By comparison, Cloudera has created a rich web-based application for managing and monitoring all aspects of Hadoop clusters; Amazon Web Services has a fully-featured web console for interacting with its offerings; and Salesforce’s products are almost exclusively web-driven.
The same trend from desktop to browser also extends into mobile devices. An increasingly large fraction of computing occurs on smart phones and tablets, and forward-thinking firms, like Dropbox, have built applications that cater to this reality.
#4: The future of analytics is visual
The decades of disappointment with business intelligence tools isn’t due only to their lack of brains (such that they’ve now fled to the fresh moniker of “business analytics”), but also the absence of beauty. Data is beautiful, as any reader of Edward Tufte can attest.
When visualized thoughtfully and artfully, data has an almost hymnal power to persuade decision makers. And when exploring data of high complexity and dimensionality, the kind that lives in Oracle’s databases, tools that accelerate the “mean time to pretty chart” are essential.
In addition, analytics tool users are right to expect a smooth user experience on a par with other tools, whether photo editing or word processing, when they are creating and exploring data visualizations.

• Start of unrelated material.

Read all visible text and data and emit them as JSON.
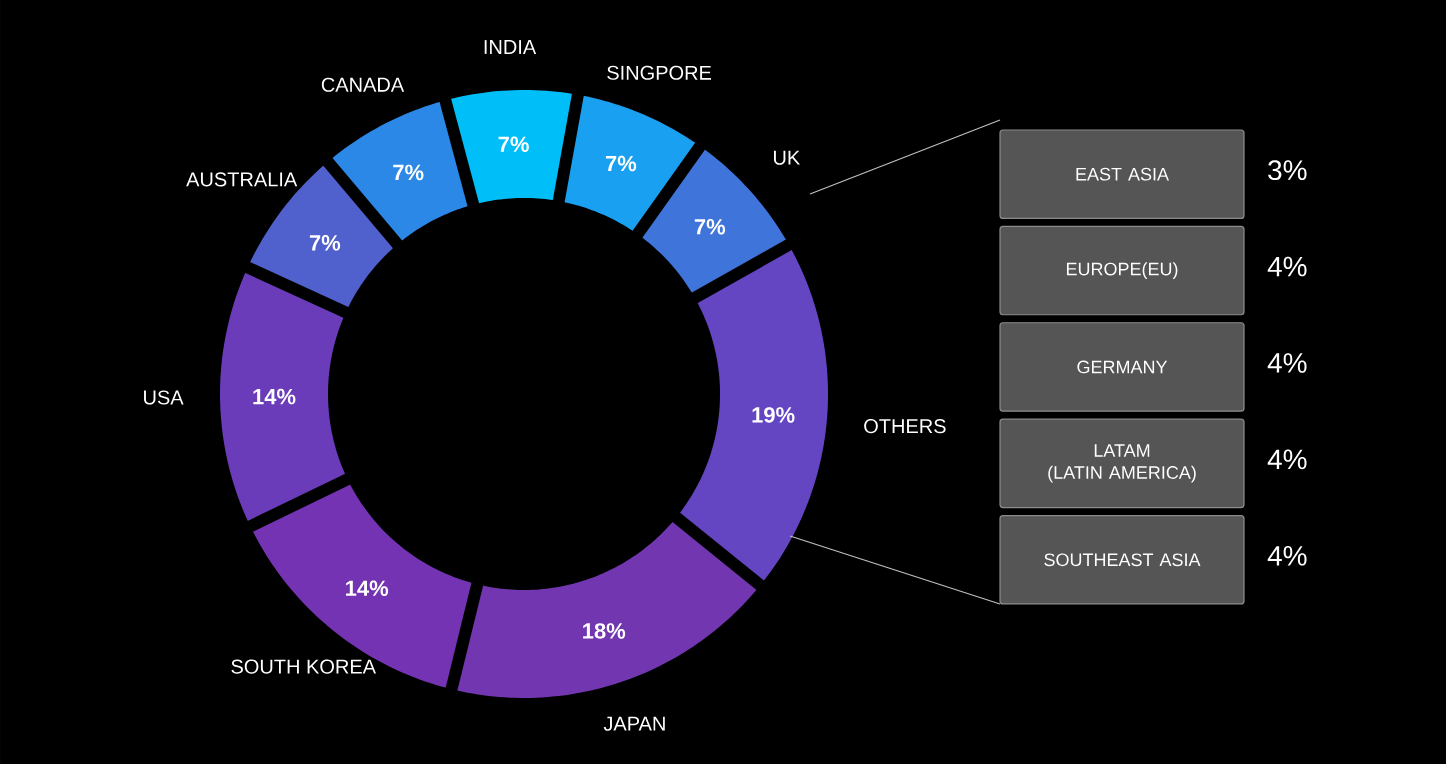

Yet amidst all of Oracle’s presentations and marketing materials about big data and analytics, one finds not a single dashboard or visualization to stir the senses.
While Spotfire and Tableau are notable exceptions to this critique, on the whole, the tools that dot the Oracle landscape lack either brains or beauty.
Enterprises will be slow to wake up to these realities, and Oracle will continue to profit handsomely from their slumber.
Fin: Oracle is ripe for attack by data services
The opportunities abound to chip away at the massive market share that Oracle now holds, providing data services to start-ups who won’t buy Oracle’s capital intensive boxes, and helping medium-sized businesses migrate to flexible, cost-effective, cloud-based alternatives.
(An earlier version of post was published as a guest column at GigaOm).